With extremely limited exceptions, i.e. lightning strikes and other “Acts of God,” vehicle crashes occur because one or more of the individuals involved in the collision were negligent in some way. What is “negligence,” you may ask. “Negligence” is a legal term that refers to instances when the law determines that one party (the “defendant”) is liable to another party (the “plaintiff” who is asserting the claim) because their (the defendant’s) actions or omissions caused the plaintiff to suffer bodily injury and/or damage to their property. A fairly classic real-life example of this is when one person causes their car to “rear end” another person’s car, due to inattention or the like4, causing the person in front to sustain injury and property damage.

The use of the term “accident” is thus technically, and legally, inappropriate when used to describe a vehicle crash, because it arguably implies that the collision occurred as a product of misfortune, or fate, when in fact it occurred because someone was negligent in the operation of their vehicle.
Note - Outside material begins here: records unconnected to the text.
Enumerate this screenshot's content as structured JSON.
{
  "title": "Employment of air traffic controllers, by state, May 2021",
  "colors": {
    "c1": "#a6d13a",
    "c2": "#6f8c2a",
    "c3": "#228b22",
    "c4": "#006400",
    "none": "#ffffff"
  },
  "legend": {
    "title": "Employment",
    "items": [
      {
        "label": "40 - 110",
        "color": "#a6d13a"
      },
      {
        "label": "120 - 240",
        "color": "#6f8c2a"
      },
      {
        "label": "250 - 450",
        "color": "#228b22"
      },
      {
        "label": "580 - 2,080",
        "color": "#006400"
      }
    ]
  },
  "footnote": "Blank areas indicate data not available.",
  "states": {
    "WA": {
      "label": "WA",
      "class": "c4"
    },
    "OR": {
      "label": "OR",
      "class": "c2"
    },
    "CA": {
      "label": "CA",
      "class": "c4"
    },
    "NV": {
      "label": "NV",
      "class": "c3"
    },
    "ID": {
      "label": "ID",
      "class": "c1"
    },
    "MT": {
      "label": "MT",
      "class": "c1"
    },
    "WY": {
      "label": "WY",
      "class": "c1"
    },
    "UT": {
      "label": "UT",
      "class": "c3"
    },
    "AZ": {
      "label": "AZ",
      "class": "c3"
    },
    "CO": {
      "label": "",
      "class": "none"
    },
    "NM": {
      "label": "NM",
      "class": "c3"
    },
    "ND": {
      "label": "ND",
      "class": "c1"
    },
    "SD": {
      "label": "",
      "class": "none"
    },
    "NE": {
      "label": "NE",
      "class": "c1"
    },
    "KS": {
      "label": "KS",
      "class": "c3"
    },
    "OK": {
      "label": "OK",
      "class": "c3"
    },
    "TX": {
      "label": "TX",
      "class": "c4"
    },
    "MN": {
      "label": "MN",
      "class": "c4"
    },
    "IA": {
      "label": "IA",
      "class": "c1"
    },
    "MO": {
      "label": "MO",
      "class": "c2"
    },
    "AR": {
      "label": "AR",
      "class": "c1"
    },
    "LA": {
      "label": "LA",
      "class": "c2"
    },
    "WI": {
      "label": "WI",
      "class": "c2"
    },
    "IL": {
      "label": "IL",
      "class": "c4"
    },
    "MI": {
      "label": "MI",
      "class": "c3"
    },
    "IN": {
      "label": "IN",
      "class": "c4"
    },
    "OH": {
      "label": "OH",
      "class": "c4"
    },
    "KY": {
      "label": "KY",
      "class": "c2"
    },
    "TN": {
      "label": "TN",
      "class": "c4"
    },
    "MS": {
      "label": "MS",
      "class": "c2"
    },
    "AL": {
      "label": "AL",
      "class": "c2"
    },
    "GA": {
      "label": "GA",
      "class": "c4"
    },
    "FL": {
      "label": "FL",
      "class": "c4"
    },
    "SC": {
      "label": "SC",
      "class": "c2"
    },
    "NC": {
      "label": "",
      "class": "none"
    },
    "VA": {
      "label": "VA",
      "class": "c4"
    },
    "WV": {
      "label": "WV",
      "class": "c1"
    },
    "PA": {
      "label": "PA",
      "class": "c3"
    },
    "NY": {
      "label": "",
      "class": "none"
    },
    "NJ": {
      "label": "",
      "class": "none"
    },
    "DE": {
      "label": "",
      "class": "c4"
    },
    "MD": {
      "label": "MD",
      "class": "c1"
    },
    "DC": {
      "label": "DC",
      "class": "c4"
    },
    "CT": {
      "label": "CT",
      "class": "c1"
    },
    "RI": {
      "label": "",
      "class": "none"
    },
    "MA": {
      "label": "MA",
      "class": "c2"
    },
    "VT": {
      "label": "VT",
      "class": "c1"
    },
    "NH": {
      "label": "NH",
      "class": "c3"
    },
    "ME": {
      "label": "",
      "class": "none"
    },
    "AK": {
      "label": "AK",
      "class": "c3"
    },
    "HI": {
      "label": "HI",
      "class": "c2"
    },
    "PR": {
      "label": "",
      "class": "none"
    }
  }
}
The more appropriate terms to describe a collision caused by the negligence of one or more of the persons involved are “car crash,” “vehicle collision,” or “motor vehicle crash.”

It’s interesting to note that academia, and the government, have also engaged in similar analyses and reached similar conclusions. For example, in 1978, Dr. Theodore C. Doege, asserted in a medical journal article that injury is not the result of an “accident” because that term suggests it is a random act,attributable to chance, and lacks fault, which is untrue. As such, Doege argued for replacing the term “accident” with the term “injury.”5

Our country’s federal government agrees that the term “auto accident” is a misnomer. More specifically, on June 8, 1997, the U.S. Department of Transportation’s National Highway Traffic Safety Administration (NHTSA) announced its campaign to encourage the removal of the word “accident” from use and two months later released a proclamation that the word accident would no longer be used by the agency.6

1 Including automobile injury collisions, truck injury collisions, motorcycle injury crashes, car vs. pedestrian injury collisions, etc.
2 Source: Merriam-Webster online Dictionary.
3 Dictionary.com.
4 For those interested in a more technical analysis, pursuant to Oregon law “negligence” is defined as an individual’s actions or omissions that result in a reasonably foreseeable and unreasonable risk of harm to a protected interest of the kind that the plaintiff in fact suffered. See e.g. Farnworth v. Rossetto, 285 Or.App. 10, 19, 396 P.3d 272 (2017).
5 Doege, TC, An Injury is no Accident, N Engl J Med. 1978;298(9):509–510.
6 Anikeeff P. “Crashes Aren’t Accidents” Campaign. National Highway Traffic Safety Administration. 1997 Aug 11;3(11):1–2.